Die bewegte Geschichte des Landguts

Landguet Ried (Gruebe)

Die Gebäudegruppe auf der exponierten Hangkante südlich des Weilers Ried hat im Verlauf der letzten Jahrhunderte schon einige drastische Wechsel erlebt – und ein weiterer kommt auf sie zu. Auf einer ehemaligen Lehm- und Sandsteingrube erstellte die Patrizierfamilie von Tavel ihren Sommersitz, der ab 1833 die «Armen-Erziehungs-Anstalt auf der Grube» und später das so genannte «Schulheim Ried» beherbergte.
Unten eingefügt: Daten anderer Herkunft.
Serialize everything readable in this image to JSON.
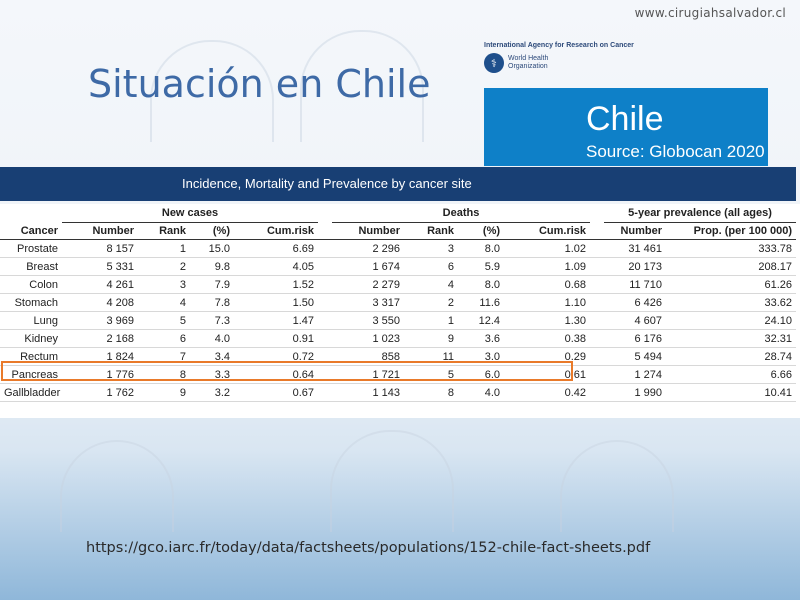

Dort wurden «normalbegabte, erziehungsschwierige und verhaltensauffällige Knaben im schulpflichtigen Alter» (Jubiläumsschrift «175 Jahre Knabenheim Auf der Grube») geschult. Nun steht wiederum ein grosser Nutzungswechsel bevor: Neu soll ein tibetisch-buddhistisches Kultur- und Begegnungszentrum entstehen. Einmal mehr werden die bestehenden Gebäude samt Umschwung den neuen Nutzern und ihren Bedürfnissen angepasst. Das Zentrum soll europäische Ausstrahlung erreichen und im Juli 2012 eröffnet werden.